Sevgili okurlar, Ekran001’in yeni bölümünde tekrar kavuştuk. 2021’in Ekran001 kapanışını, tüm sene konuştuğumuz konuların toplu bir özeti ile bitireceğim. Efendim bütün sene oldukça fazla konu hakkında konuştuk. Televizyon sektörünün tüm dinamiklerinden bahsederken bir önceki bölümde konumuz seyircilerdi. Bu yazımda başlığa “Sektörün Omurgası” dedim. Omurga insanın ana kemiği değil midir? Omurga demek bir insanın dik durmasını sağlayan en önemli desteği değil midir? Bana göre her işin her sektörün de bir omurgası vardır. Televizyon sektörünün omurgası aslında yeniliğe açıklıktır. Bunu kararlılık ve emek ile beslerler. Peki bizim seyircimiz yeniliğe açık mı yoksa işin sektör tarafı risk sevmiyor mu?
Çoğu yazımda bahsettiğim gibi “Türk dizisi izlemem” kalıbını kırmamız için neler yapılabilir? Esas meselemiz bu. Öncelik iyi senaryodan geçiyor her zaman ki gibi.. Ekranlarda aynı işlerin makyaj yapılmış hallerini görmekten sıkılmıyor muyuz? Kadına şiddeti, tecavüzü, tacizi, racon keseni.. Her sezon bir kadının hor görüldüğü, şiddete uğradığı sözde töre dizisi mutlaka vardır. Yine her sezon mutlaka bir avukatımız bir savcımız da hali hazırda cepte.. Bir de üzerine dönem dizisi patlamıyor mu? Konak entrikaları dizilerini lütfen unutmayalım. Her sezon mutlaka müştemilat ve konak arası mekik dokumamız şart..

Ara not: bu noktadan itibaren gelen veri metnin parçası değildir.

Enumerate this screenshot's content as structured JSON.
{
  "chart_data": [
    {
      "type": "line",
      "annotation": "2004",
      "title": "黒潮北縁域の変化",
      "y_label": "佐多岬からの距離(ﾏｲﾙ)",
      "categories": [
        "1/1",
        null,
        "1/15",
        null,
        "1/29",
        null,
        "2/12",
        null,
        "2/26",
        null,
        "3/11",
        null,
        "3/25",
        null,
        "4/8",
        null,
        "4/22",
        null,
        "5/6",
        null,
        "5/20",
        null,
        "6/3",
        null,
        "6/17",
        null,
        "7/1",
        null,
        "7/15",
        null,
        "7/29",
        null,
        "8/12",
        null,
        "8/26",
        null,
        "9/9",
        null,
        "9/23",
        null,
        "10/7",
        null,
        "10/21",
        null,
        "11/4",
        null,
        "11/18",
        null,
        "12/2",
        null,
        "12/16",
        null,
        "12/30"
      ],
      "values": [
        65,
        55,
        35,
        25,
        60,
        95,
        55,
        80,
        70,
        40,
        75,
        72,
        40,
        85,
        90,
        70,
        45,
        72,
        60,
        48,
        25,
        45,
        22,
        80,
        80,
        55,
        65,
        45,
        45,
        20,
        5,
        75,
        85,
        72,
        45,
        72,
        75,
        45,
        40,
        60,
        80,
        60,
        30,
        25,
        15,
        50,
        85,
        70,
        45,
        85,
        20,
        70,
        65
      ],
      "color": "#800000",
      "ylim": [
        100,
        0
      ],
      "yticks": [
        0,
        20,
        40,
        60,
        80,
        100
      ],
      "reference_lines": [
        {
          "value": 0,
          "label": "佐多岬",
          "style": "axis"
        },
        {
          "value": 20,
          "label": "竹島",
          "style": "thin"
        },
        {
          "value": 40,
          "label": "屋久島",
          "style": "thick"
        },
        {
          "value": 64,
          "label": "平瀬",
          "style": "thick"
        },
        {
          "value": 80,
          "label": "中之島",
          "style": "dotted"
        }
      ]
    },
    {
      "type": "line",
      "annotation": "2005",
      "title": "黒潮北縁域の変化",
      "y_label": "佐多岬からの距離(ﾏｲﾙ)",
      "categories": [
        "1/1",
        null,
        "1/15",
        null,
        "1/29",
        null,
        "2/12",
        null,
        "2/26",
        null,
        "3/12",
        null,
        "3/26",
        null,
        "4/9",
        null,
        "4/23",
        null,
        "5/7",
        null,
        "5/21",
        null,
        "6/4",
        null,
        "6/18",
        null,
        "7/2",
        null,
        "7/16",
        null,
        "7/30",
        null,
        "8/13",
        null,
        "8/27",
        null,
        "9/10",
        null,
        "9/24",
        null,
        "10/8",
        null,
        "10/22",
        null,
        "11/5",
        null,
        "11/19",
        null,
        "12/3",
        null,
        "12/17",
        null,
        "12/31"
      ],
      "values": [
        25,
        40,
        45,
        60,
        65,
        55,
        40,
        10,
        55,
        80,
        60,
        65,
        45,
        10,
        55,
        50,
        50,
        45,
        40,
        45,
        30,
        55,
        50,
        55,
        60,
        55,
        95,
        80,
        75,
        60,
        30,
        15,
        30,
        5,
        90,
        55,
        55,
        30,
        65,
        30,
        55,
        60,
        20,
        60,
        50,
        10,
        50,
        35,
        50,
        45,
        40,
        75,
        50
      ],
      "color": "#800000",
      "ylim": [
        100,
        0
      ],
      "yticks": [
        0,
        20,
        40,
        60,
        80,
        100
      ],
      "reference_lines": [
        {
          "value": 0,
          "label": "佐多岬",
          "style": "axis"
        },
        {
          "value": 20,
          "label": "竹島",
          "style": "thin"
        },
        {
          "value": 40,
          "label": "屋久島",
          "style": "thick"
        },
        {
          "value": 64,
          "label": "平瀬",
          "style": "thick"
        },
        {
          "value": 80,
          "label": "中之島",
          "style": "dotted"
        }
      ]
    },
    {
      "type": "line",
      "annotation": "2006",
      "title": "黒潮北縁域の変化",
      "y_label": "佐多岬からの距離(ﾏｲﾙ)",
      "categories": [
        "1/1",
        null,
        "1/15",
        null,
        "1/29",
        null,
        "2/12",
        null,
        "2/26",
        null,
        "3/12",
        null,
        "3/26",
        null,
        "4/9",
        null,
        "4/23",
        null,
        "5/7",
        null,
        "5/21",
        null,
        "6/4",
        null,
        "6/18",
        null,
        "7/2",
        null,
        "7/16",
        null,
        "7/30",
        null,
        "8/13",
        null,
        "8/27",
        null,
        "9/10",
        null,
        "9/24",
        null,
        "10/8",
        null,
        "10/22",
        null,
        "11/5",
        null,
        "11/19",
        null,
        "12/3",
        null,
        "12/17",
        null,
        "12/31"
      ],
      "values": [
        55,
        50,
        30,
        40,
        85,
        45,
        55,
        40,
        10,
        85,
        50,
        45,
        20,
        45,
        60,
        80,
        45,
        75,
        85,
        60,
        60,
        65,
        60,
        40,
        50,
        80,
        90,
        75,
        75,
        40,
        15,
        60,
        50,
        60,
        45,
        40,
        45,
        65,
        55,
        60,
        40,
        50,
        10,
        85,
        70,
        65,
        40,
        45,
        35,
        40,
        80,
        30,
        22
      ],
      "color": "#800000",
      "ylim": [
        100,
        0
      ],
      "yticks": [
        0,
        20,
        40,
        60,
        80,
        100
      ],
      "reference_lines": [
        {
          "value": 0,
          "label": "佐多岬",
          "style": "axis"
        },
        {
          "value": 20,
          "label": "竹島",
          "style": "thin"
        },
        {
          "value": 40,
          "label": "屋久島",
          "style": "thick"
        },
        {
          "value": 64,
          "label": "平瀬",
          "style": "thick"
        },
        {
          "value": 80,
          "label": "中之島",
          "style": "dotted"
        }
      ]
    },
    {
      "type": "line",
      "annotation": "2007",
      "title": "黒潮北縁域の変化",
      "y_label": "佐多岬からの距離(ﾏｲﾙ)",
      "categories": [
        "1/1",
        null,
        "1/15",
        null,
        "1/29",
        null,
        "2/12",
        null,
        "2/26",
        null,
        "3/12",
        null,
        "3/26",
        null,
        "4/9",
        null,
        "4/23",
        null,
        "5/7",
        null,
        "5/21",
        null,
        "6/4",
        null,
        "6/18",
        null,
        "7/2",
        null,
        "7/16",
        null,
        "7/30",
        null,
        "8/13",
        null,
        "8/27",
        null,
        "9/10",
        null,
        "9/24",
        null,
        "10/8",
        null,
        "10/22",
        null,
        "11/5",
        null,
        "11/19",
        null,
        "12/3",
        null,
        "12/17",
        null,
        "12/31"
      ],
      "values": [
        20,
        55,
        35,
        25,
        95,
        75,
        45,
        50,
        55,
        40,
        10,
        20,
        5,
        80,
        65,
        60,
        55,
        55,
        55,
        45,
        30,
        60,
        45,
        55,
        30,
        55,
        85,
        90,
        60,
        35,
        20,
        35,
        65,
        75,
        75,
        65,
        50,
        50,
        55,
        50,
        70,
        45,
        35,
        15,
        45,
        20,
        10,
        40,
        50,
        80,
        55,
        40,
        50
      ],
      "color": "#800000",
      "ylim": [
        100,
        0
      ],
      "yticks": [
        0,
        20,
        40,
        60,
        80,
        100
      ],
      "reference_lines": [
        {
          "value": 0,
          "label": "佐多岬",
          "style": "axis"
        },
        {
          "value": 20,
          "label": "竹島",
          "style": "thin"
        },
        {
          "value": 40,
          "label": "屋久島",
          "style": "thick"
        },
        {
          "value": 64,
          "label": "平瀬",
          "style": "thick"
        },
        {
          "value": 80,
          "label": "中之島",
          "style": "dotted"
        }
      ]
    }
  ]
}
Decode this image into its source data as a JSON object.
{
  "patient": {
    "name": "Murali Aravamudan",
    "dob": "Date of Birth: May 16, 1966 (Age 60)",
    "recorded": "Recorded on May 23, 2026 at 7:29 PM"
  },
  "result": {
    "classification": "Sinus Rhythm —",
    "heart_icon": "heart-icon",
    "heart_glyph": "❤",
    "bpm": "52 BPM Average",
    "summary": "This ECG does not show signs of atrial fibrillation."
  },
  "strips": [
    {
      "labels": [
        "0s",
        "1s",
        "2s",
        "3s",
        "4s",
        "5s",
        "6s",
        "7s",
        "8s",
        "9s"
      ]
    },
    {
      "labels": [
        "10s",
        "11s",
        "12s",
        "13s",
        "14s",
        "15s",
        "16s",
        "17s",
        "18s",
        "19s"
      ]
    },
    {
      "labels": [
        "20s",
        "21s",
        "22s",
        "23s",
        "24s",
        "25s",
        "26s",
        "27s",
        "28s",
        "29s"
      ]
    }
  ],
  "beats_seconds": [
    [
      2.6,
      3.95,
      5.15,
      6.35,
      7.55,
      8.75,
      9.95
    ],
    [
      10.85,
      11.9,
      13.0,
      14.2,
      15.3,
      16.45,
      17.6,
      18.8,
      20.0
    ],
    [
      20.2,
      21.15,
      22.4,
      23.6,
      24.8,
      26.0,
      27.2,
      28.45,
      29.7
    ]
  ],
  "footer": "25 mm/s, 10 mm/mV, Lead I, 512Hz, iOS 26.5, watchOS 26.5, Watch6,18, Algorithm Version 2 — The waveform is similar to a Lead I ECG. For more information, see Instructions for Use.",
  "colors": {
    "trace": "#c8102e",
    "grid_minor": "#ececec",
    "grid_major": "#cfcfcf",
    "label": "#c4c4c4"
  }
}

Bize ne lazım biliyor musunuz? Risk almak. Risk derken.. Bu ülkede istese muhteşem özgünlükte ve yine üstün zeka seviyesinde işler yazacak onca senarist var hepimiz biliyoruz. Fakat kanal ve yapımcı baskıları, özgün senaryoların ve özgür düşüncelerin kafalardan değil çıkışına bu düşüncelerin oluşumuna dahi izin vermiyor. Tüm kafalar körelmiş ve hepsi yalnızca bir erkek bir kadın ve de imkansız aşk temasında yitip gitmiş. Oyuncular doğru proje gelene kadar yüzleri eskiyeceğine iyi kötü kazanabilmek için, içine sinmeye sinmeye total dizisine giriyor.. Kaliteli iş seçen oyuncular kenarda köşede olanları izliyor. Çeşitlilik o kadar az ki her projede sağ baştan say aynı isimler.. Neden? Çünkü bunlar tutuyor, halk bunu istiyor değil mi? Şey bundan halkın haberi var mı ? Farklı işler sundunuz mu?
Diyeceksiniz ki biz sunuyoruz ama halk anlamıyor! Hayır efendim siz anlatacaksınız. Sektörden yazılarımı takip eden bir büyüğüm der ki seyirci anlamadıysa biz anlatamamışızdır. Bu mütevazılığı keşke herkes gösterebilse. Olay, yeniliğe açık proje yaparken tamamen uçmak değil seyirci düzeyine inen bir anlatımla risk almak. Yenilikleri kanallara, yapımcılara ve seyirci düzeyine adapte edebilmek asıl mesele.. Umarım yeni dönemlerde bu yenilikler yapılmaya cesaret edilir çünkü unutmayın her satıcının mutlaka bir alıcısı vardır.
Çok çalışmak, çabalamak, derdini en iyi şekilde anlatmak gerekir bazen. Doğru reklam, iyi kitle analizi ve yazım dilinin her şeyi çözeceğini zaten tüm sektörün bildiğini düşünüyorum. Bazı vasatlıklara alışmak yerine bunları ne kadar iyiye çevirebiliriz çabası gerekli. Mesela sektörün asıl omurgasının yeniliğe açık olmak olduğunu anlamakla başlanabilir.
Her zaman her işin sevgiyle başlayıp sevgiyle bitmesi gerektiğini savunanlardanım. İşinizi hep sevin, işiniz cebinizden çok kalbinizi doldursun.
Her zaman olduğu gibi sevgiyle kalmanızı temenni ederim. Herkese mutlu ve sevgi dolu seneler.